飲み仲間が欲しいということではない。断じて。
【ふむ、すこしはすぴーどあっぷするのであるな】
巨竜になったプリティちゃんがそうつぶやいた。何をする気?と思う間もなく、大きな口から真っ白なブレスを吐いた。
「急になにするんだよプリティちゃん」
【うむ、燃えなければよいのであるな】
「燃えなければ?」
プリティちゃんの言葉にブレスを吐いたほうを見れば、そこにあるはずの木々が消失して、トンネルのようになっていた。どこまでトンネルなのか、遠くてわからないくらいだから遠いんですとリピートしたくなるほど遠いようだ。
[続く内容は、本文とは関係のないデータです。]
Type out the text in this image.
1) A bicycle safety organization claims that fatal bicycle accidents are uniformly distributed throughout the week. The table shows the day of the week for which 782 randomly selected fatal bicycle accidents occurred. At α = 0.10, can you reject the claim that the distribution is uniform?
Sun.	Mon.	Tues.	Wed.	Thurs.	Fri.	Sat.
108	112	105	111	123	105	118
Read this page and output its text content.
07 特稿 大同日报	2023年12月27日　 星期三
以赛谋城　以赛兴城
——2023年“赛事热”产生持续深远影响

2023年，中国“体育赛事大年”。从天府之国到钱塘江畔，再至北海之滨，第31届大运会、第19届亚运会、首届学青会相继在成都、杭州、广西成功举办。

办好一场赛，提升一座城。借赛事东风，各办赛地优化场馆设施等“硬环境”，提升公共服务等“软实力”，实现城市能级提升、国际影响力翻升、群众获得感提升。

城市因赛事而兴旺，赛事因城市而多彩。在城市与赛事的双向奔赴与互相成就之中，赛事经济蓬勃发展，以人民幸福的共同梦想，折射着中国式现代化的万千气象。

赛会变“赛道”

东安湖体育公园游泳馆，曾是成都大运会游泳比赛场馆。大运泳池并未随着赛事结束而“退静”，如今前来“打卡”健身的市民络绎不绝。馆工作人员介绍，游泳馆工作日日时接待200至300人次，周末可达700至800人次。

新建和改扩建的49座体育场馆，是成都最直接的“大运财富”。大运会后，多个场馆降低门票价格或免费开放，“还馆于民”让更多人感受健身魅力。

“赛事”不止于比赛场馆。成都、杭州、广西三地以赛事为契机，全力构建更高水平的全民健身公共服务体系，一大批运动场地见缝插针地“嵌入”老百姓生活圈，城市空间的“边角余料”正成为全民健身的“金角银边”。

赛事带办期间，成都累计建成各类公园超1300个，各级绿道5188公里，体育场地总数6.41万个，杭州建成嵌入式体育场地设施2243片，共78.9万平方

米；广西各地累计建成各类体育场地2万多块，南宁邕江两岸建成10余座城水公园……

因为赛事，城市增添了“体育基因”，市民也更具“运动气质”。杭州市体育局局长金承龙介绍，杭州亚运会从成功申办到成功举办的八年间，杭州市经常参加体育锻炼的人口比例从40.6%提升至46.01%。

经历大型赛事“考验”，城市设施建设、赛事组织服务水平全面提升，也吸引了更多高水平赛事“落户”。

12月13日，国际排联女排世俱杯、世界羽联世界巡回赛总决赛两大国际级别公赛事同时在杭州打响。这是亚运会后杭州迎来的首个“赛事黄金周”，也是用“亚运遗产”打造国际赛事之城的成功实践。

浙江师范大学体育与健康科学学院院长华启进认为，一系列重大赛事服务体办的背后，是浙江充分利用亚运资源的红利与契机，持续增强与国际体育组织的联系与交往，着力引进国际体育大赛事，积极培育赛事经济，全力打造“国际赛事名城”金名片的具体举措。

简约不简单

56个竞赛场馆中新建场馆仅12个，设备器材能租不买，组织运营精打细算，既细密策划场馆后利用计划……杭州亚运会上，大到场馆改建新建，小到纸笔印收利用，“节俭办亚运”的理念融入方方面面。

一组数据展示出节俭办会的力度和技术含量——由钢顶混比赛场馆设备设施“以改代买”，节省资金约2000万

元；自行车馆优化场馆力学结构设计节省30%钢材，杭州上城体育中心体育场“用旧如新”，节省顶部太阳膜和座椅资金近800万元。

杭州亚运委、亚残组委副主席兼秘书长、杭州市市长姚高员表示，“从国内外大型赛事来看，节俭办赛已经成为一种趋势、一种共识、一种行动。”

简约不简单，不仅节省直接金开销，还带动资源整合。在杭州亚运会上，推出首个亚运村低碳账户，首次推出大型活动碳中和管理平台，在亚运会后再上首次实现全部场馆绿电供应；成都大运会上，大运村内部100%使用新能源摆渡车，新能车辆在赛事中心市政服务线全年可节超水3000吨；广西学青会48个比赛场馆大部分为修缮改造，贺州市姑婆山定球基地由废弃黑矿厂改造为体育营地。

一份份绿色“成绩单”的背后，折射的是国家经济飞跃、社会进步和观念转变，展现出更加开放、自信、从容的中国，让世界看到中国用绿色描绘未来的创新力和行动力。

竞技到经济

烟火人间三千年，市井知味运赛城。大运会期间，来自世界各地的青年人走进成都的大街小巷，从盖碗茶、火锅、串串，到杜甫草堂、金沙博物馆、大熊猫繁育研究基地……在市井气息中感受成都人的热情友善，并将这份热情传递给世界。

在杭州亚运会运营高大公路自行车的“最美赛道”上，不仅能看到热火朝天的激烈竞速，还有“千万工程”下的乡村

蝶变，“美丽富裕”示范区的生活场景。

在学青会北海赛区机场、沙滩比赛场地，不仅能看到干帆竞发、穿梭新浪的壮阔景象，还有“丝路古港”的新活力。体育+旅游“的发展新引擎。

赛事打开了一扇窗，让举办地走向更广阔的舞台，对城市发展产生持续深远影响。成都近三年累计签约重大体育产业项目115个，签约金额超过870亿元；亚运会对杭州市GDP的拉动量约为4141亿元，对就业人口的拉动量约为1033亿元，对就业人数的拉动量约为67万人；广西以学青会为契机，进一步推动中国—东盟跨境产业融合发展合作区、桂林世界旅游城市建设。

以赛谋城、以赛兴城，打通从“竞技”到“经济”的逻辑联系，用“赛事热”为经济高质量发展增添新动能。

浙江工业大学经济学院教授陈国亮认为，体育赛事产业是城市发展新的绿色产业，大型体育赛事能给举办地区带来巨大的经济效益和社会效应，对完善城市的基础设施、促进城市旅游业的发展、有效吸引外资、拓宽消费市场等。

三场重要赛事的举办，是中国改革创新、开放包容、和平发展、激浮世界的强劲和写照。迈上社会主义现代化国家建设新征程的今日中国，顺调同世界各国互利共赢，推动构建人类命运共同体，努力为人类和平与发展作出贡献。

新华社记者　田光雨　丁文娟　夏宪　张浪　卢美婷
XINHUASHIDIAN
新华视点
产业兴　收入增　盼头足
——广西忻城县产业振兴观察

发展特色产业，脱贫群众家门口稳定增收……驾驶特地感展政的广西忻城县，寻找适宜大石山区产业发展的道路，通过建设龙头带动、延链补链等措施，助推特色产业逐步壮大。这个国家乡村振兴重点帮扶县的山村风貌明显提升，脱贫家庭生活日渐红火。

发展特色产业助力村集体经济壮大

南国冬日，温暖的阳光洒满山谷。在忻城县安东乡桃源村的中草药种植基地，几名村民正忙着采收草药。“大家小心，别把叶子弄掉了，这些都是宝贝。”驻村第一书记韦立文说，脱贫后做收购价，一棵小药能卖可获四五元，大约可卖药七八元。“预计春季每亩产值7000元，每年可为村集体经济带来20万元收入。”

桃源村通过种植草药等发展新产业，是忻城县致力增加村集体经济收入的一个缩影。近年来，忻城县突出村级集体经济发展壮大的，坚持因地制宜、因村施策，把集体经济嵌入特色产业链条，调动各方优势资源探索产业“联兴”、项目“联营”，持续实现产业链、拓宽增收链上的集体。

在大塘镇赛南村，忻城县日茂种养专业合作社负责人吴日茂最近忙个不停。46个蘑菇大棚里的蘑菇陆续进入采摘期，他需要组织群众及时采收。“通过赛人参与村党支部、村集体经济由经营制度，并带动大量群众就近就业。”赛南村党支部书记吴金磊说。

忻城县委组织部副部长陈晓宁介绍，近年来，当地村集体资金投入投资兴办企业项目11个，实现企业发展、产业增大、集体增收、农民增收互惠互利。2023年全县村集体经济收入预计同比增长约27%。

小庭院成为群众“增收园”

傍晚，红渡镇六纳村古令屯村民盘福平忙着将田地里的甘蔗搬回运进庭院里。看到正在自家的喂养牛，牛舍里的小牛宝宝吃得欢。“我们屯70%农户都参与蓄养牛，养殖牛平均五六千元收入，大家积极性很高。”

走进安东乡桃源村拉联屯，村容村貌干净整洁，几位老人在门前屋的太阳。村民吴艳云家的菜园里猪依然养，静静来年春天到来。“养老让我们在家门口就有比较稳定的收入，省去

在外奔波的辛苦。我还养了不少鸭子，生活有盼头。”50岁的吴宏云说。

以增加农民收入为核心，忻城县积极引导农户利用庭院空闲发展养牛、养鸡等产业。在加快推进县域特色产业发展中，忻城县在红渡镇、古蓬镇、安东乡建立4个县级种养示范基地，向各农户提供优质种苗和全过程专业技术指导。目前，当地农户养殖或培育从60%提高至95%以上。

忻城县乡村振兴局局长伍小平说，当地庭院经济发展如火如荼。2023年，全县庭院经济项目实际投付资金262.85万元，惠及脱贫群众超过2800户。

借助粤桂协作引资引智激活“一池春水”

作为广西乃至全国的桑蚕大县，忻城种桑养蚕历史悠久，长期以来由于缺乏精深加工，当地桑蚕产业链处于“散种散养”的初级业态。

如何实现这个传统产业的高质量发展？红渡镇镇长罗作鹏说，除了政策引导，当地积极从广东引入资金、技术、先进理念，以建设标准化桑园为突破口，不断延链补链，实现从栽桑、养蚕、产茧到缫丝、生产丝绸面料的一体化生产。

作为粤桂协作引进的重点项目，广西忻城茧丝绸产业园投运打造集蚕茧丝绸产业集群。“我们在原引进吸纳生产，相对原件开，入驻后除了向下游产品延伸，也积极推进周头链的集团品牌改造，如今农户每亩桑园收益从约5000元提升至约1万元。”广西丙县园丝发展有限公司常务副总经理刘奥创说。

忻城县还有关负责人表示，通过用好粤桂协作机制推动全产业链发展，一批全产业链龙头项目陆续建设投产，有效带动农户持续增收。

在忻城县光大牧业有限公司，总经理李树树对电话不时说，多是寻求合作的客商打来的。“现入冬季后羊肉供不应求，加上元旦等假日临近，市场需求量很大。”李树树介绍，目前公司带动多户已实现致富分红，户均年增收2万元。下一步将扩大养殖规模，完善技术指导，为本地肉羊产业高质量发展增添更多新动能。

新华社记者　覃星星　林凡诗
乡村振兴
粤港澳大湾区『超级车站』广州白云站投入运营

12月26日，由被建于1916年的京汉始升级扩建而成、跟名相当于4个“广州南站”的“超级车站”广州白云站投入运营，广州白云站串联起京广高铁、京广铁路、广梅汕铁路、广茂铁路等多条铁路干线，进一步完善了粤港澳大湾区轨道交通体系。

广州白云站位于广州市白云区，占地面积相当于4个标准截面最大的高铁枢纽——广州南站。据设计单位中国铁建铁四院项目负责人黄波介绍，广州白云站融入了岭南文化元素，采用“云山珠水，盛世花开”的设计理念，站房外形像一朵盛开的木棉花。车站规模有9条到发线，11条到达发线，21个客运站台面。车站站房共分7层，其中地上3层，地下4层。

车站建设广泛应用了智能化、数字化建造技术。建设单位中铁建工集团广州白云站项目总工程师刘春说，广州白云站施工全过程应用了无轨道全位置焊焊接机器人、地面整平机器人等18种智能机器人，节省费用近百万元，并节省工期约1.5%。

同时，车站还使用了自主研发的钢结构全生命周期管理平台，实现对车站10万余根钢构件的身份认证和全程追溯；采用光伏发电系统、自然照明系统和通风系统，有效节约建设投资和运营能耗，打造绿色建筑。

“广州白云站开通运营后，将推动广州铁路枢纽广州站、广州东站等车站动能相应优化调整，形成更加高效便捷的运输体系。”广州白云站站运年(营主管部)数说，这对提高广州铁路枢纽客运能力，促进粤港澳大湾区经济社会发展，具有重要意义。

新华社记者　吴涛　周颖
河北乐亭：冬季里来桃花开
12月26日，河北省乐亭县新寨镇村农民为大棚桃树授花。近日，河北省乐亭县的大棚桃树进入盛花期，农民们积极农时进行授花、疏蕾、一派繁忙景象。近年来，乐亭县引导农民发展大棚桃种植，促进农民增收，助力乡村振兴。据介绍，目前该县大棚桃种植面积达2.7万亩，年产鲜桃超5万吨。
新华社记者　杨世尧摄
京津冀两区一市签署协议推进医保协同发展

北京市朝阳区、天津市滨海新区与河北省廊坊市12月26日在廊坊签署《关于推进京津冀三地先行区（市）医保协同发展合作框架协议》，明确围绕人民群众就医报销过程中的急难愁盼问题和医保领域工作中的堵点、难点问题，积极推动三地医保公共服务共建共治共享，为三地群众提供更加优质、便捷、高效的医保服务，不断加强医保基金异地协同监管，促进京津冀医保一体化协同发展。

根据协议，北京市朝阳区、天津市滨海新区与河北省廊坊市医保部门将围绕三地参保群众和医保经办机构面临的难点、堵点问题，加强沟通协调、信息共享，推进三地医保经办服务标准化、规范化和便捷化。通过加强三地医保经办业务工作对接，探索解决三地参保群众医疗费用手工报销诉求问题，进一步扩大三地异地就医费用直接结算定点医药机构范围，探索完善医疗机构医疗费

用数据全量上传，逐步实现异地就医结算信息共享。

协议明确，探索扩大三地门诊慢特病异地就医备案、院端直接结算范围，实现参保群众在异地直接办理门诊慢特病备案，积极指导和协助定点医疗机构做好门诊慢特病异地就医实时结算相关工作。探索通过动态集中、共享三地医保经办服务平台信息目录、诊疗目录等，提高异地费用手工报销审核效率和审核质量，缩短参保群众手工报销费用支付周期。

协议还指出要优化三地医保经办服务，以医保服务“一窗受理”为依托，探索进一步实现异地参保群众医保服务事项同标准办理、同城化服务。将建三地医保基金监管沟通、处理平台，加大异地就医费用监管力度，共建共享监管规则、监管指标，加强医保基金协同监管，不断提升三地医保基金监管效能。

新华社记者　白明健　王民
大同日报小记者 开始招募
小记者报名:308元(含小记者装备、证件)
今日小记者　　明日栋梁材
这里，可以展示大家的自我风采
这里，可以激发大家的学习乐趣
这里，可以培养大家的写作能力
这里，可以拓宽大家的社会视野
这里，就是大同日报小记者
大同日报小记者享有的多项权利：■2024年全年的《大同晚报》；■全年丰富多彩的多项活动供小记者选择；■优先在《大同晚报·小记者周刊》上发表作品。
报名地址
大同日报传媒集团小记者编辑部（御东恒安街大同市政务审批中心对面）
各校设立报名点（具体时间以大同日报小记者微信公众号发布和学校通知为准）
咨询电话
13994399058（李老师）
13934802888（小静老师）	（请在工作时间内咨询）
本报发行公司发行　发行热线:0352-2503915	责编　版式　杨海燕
「え、プリティちゃん、燃えないブレスってできたの?」
【ふははは、我に不可能はないのであるな】
「やべぇ、プリティちゃんが素敵すぎる」
抱いて!とは思わないけど、こうも万能だと、こう、女紙様との差がね。
【ふははは、もっと褒めてよいのであるな】
『わ、わたくしだって、わたくしだって……』
ぐずり始めちゃった女紙様には麩菓子を取り出して突っ込んでおく。
女紙様の活躍は、まだ先なんだよ、きっと。